Title: Understanding Flu Treatment: Medications, Benefits, and Side Effects
The flu is a respiratory disease caused by the influenza virus, which can affect people of all ages. While some people recover from the flu naturally, others may need medication to reduce symptoms and prevent complications. In this article, we will explore different types of medications used to treat the flu, their benefits, and side effects.
Antiviral medications are used to fight viruses causing the flu. They work by inhibiting the growth and replication of the virus. There are primarily two classes of antiviral medications useful in treating the flu: neuraminidase inhibitors and adamantanes.
1. Neuraminidase inhibitors
The neuraminidase inhibitors target the action of influenza virus enzymes by blocking the neuraminidase enzyme necessary for viral replication. The two FDA-approved neuraminidase inhibitors for influenza treatment are oseltamivir (Tamiflu) and zanamivir (Relenza). Oseltamivir can be administered orally as a pill or liquid and is effective for the treatment of influenza in people aged over two weeks. It can also be used to prevent the flu in people who have not developed symptoms. Zanamivir, on the other hand, is an inhaled medication that works by inhibiting the neuraminidase enzyme activity in the respiratory tract.
Both neuraminidase inhibitors can reduce flu duration by about one day when taken within 48 hours of symptom onset while also reducing flu-related complications such as pneumonia, hospitalization, and death. However, they may cause adverse effects like vomiting, diarrhea, abdominal pain, and headache. Allergic reactions such as hives and difficulty breathing may also occur.
Adamantanes are antiviral medications that block the M2 protein channel of the influenza virus, necessary for viral replication. The two adamantanes FDA-approved for influenza treatment are amantadine (Symmetrel) and rimantadine (Flumadine). Amantadine can be administered orally as a pill or liquid and is effective against influenza A in adults only. Rimantadine, another oral medication, is similarly effective against influenza A, and it’s not useful against influenza B or other viruses.
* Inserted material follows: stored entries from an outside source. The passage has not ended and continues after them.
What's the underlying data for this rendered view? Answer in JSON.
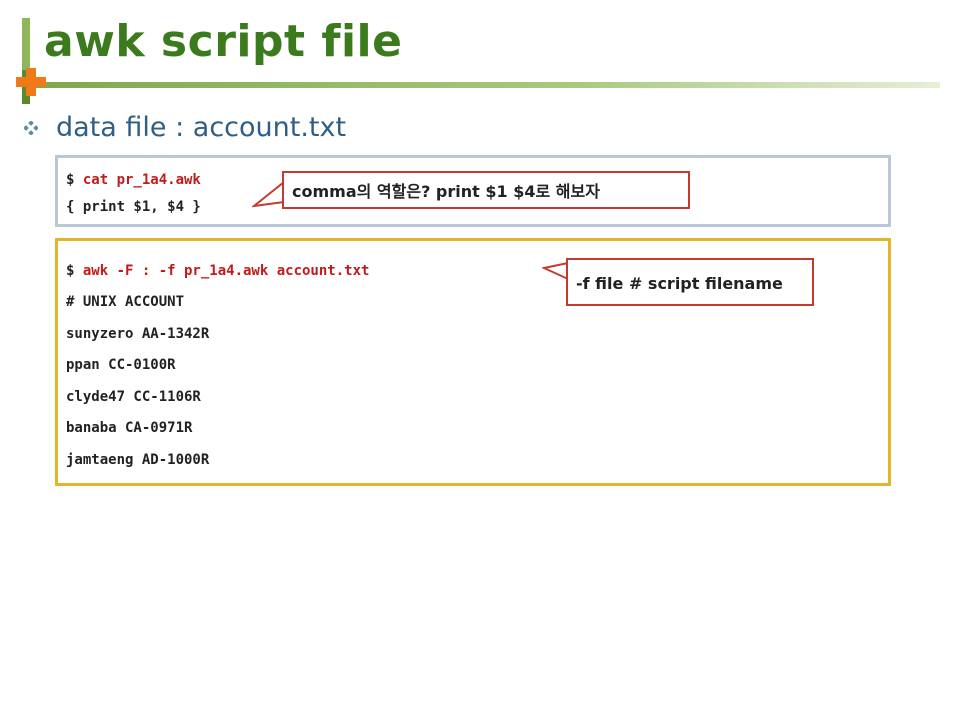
{
  "slide": {
    "title": "awk script file",
    "bullet": "data file : account.txt"
  },
  "box1": {
    "line1_prompt": "$ ",
    "line1_cmd": "cat pr_1a4.awk",
    "line2": "{ print $1, $4 }"
  },
  "callout1": {
    "text": "comma의 역할은? print $1 $4로 해보자"
  },
  "box2": {
    "cmd_prompt": "$ ",
    "cmd": "awk -F : -f pr_1a4.awk account.txt",
    "output": [
      "# UNIX ACCOUNT",
      "sunyzero AA-1342R",
      "ppan CC-0100R",
      "clyde47 CC-1106R",
      "banaba CA-0971R",
      "jamtaeng AD-1000R"
    ]
  },
  "callout2": {
    "text": "-f file # script filename"
  },
  "colors": {
    "title_green": "#3c7a1e",
    "subtitle_blue": "#2f5f86",
    "command_red": "#c21a1a",
    "callout_border": "#c53a2e",
    "box1_border": "#b8c8d4",
    "box2_border": "#e2b52a",
    "accent_orange": "#f07a1a"
  },
  "icons": {
    "title_ornament": "green-bar-orange-cross",
    "bullet": "four-diamond-bullet-icon"
  }
}
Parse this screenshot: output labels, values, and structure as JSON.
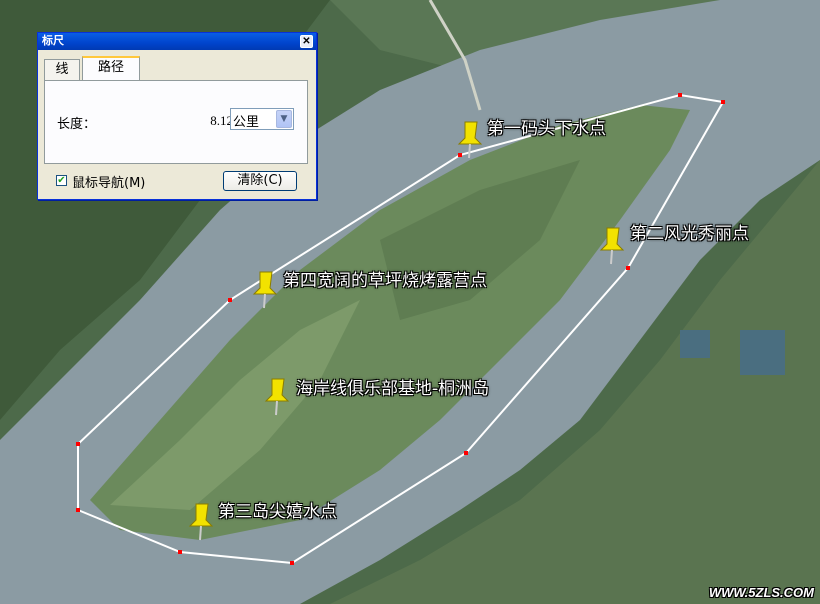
{
  "ruler_dialog": {
    "title": "标尺",
    "close_glyph": "✕",
    "tabs": [
      {
        "label": "线"
      },
      {
        "label": "路径"
      }
    ],
    "length_label": "长度：",
    "length_value": "8.12",
    "unit_selected": "公里",
    "dropdown_glyph": "▼",
    "mouse_nav_label": "鼠标导航(M)",
    "mouse_nav_checked": true,
    "check_glyph": "✔",
    "clear_button": "清除(C)"
  },
  "placemarks": [
    {
      "label": "第一码头下水点"
    },
    {
      "label": "第二风光秀丽点"
    },
    {
      "label": "第四宽阔的草坪烧烤露营点"
    },
    {
      "label": "海岸线俱乐部基地-桐洲岛"
    },
    {
      "label": "第三岛尖嬉水点"
    }
  ],
  "watermark": "WWW.5ZLS.COM",
  "colors": {
    "path_line": "#ffffff",
    "vertex": "#ff0000",
    "pin_yellow": "#f2e200",
    "river": "#8a9aa2"
  }
}
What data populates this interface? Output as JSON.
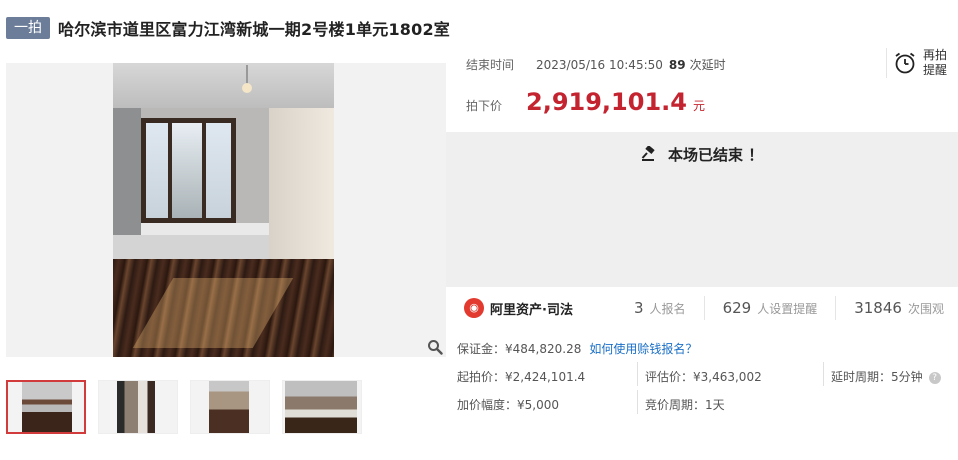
{
  "title": {
    "badge": "一拍",
    "text": "哈尔滨市道里区富力江湾新城一期2号楼1单元1802室"
  },
  "auction": {
    "end_time_label": "结束时间",
    "end_time_value": "2023/05/16 10:45:50",
    "delay_count": "89",
    "delay_unit": "次延时",
    "price_label": "拍下价",
    "price_value": "2,919,101.4",
    "price_unit": "元",
    "remind_label": "再拍提醒",
    "status": "本场已结束 ！"
  },
  "stats": {
    "brand": "阿里资产·司法",
    "signups": "3",
    "signups_label": "人报名",
    "reminders": "629",
    "reminders_label": "人设置提醒",
    "views": "31846",
    "views_label": "次围观"
  },
  "details": {
    "deposit": "保证金：¥484,820.28",
    "deposit_link": "如何使用赊钱报名？",
    "start_price": "起拍价：¥2,424,101.4",
    "eval_price": "评估价：¥3,463,002",
    "delay_period": "延时周期：5分钟",
    "increment": "加价幅度：¥5,000",
    "bid_period": "竞价周期：1天"
  },
  "colors": {
    "price_red": "#c4242f",
    "link_blue": "#1a6fc7",
    "badge_bg": "#6b7d99",
    "thumb_active": "#d23b3b"
  }
}
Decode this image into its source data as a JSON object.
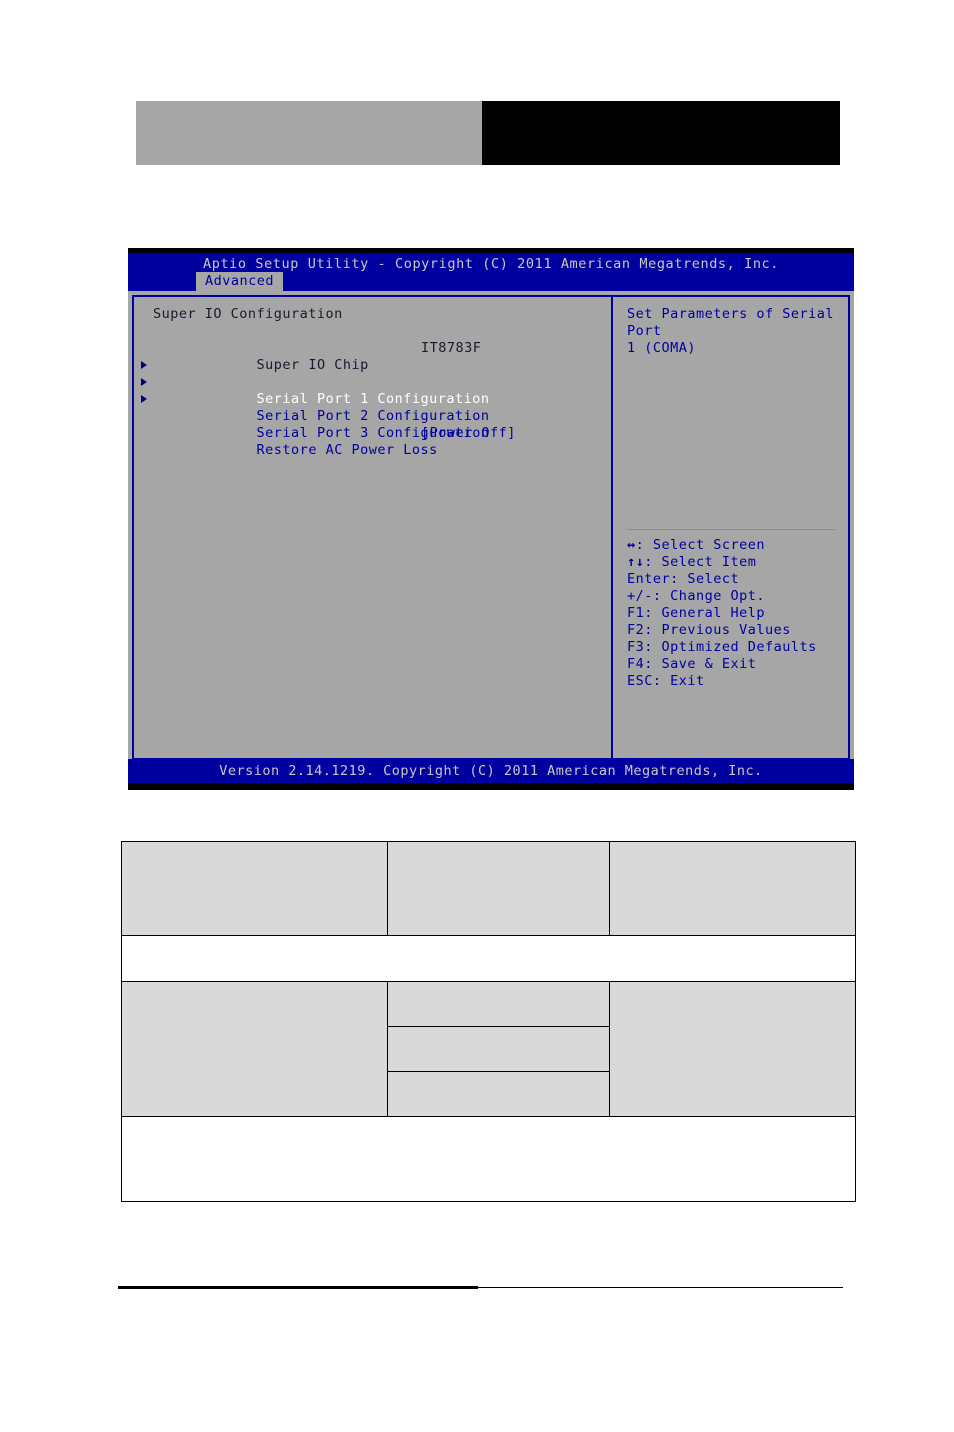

However, these medications are gradually becoming less common due to the rise of resistance among circulating flu viruses. Side effects may occur, such as nervousness, dizziness, confusion, and blurred vision.
Pain Relievers and Fever Reducers
Pain relievers and fever reducers can help alleviate symptoms such as body aches, fever, headache, and sore throat. The two most commonly used pain relievers used to treat flu symptoms are acetaminophen (Tylenol) and nonsteroidal anti-inflammatory drugs (NSAIDs) such as ibuprofen (Advil, Motrin) and naproxen (Aleve).
Acetaminophen is available over-the-counter without a prescription and is safe for use in most individuals, including children and pregnant women. However, caution should be taken in people with liver disease or those who consume alcohol regularly as excessive consumption can cause liver damage.
NSAIDs also work by reducing body inflammation, which helps to relieve pain and fever. However, NSAIDs can cause unwanted adverse effects such as stomach pain, stomach upset, and gastrointestinal bleeding.
While treating flu in children, aspirin should be avoided as it can cause a severe but rare disorder called Reye’s syndrome that may cause brain and liver damage.
Decongestants are medications that can provide relief from nasal congestion, a common flu symptom. They work by narrowing the blood vessels in nasal passages, which reduces swelling and increases drainage. There are mainly two types of decongestants: oral and nasal.
Pseudoephedrine (Sudafed) is an oral decongestant taken in pill or liquid form. It provides relief from nasal congestion, but it may cause side effects such as elevated blood pressure, nervousness or insomnia.
Oxymetazoline (Afrin) is a nasal decongestant that provides quick relief from nasal congestion when sprayed directly into the nostrils. However, its use should not be more than three days, as it can cause rebound congestion that causes the nasal passages to become congested more than before.
Careful consideration and medical advice should be sought before using decongestants, as they can interact with other medications and health conditions like high blood pressure and heart disease.
Treatment for flu depends largely on the severity of its symptoms, and it’s vital to pay attention to one’s overall health conditions while opting for medication. Influenza treatments consist of antiviral medications like neuraminidase inhibitors and adamantanes, pain relievers, fever reducers, and decongestants to reduce symptoms and prevent complications. These medications may have adverse effects, and therefore, it’s crucial to seek medical advice before use. Most importantly, vaccination is the most effective way to prevent the flu and its long term complications.